The Amerindians are the descendants of the indigenous people of Guyana; they are broadly grouped into coastal and interior tribes. The term tribes is a linguistic and cultural classification rather than a political one. The coastal Amerindians are the Carib, Arawak, and Warao, whose names come from the three language families of the Guyanese Amerindians. The population of coastal Carib in Guyana declined in the nineteenth century, but Arawak and Warao communities can be found near the Pomeroon and Courantyne rivers.
The interior Amerindians are classified into seven tribes: Akawaio, Arekuna, Barama River Carib, Macusi, Patamona, Waiwai, and Wapisiana. The Barama River Carib, Akawaio, Arekuna, and Patamona live in river valleys in western Guyana. Two Amerindian groups live in the Rupununi Savannah region: the Macusi in the northern half and the Wapisiana in the southern half. The Waiwai live in the far south of the country, near the headwaters of the Essequibo River. All of the interior Amerindians originally spoke Carib languages, with the exception of the Wapisiana, whose language is in the Arawak linguistic family.

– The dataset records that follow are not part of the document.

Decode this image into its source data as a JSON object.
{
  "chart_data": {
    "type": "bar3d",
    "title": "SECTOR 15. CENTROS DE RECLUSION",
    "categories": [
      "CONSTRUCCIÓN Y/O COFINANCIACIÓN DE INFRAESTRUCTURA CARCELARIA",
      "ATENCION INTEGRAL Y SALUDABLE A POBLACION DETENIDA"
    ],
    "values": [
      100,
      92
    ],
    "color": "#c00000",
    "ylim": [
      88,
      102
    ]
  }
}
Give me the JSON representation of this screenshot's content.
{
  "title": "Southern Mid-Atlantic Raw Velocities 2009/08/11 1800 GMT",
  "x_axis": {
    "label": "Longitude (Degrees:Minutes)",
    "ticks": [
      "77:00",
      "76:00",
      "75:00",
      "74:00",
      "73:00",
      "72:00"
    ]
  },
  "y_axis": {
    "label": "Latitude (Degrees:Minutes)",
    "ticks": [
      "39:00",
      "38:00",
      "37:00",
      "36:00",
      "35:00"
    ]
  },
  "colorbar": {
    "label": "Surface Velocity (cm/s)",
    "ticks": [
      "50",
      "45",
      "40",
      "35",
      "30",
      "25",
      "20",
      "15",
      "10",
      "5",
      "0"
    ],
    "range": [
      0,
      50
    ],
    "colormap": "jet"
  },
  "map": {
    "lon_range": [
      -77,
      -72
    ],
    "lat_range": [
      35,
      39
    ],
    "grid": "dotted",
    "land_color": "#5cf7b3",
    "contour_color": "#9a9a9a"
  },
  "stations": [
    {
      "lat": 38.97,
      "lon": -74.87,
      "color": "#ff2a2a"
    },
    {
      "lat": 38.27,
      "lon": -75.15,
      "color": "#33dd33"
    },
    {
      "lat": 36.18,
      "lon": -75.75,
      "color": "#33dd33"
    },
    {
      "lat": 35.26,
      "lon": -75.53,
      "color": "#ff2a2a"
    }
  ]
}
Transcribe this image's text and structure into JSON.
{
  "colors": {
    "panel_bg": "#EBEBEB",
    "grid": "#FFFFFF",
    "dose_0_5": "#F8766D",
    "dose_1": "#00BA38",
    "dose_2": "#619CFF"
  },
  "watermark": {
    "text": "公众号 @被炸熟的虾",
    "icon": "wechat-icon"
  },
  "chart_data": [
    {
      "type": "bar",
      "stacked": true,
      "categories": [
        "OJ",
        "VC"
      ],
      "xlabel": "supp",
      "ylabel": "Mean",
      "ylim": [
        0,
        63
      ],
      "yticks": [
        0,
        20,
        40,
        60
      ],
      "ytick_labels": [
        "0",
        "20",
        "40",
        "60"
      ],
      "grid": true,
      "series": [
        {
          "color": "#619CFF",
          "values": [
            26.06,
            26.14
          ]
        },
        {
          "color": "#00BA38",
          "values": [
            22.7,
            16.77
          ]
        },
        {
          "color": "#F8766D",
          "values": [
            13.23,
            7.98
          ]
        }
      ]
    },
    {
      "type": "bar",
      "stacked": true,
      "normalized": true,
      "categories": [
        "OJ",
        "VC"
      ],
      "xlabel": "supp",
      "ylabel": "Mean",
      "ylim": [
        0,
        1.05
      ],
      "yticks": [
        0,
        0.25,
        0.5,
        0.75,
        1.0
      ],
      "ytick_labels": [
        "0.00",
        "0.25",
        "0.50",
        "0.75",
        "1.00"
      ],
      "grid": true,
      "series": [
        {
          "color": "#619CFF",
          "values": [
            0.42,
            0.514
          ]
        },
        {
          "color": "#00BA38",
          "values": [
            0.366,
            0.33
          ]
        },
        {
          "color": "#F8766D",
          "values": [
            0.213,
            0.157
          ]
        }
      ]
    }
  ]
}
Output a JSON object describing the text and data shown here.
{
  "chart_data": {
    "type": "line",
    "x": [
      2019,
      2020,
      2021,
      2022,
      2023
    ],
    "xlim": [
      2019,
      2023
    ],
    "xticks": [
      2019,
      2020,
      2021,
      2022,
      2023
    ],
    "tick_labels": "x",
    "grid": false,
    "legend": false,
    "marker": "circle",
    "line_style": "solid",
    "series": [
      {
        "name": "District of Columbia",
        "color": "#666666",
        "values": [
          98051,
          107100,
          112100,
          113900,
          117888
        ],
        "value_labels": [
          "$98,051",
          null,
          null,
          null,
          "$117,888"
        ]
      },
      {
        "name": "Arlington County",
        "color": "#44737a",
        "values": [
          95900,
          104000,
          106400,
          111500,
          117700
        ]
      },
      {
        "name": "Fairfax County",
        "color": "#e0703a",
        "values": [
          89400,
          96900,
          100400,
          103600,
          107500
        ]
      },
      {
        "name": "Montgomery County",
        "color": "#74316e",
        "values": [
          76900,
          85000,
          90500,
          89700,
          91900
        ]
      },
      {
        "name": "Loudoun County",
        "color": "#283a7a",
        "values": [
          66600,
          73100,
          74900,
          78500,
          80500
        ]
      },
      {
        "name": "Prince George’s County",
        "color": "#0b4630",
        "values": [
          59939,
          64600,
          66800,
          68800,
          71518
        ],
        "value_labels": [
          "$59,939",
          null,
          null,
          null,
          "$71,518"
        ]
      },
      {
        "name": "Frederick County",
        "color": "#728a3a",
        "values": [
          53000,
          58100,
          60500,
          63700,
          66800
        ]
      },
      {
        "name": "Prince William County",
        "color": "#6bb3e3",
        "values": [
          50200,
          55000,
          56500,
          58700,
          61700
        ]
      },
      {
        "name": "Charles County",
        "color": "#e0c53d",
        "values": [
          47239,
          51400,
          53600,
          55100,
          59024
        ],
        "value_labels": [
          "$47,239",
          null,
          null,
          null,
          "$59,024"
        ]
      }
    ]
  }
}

By the 1990s, all of the Amerindian groups had undergone extensive acculturation. The coastal Amerindians were the most acculturated, sharing many cultural features with lower-class Afro-Guyanese and Indo-Guyanese. There had been considerable intermarriage between coastal Amerindians and Afro-Guyanese. The Waiwai and the Barama River Carib were probably the least acculturated of the Amerindians. Nevertheless, most Amerindians spoke English (or near Brazil, Portuguese) as a first or second language. Almost all Amerindians had been affected by missionary efforts for many decades. Finally, most Amerindians had been integrated in one way or another into the national economic system, though usually at the lowest levels.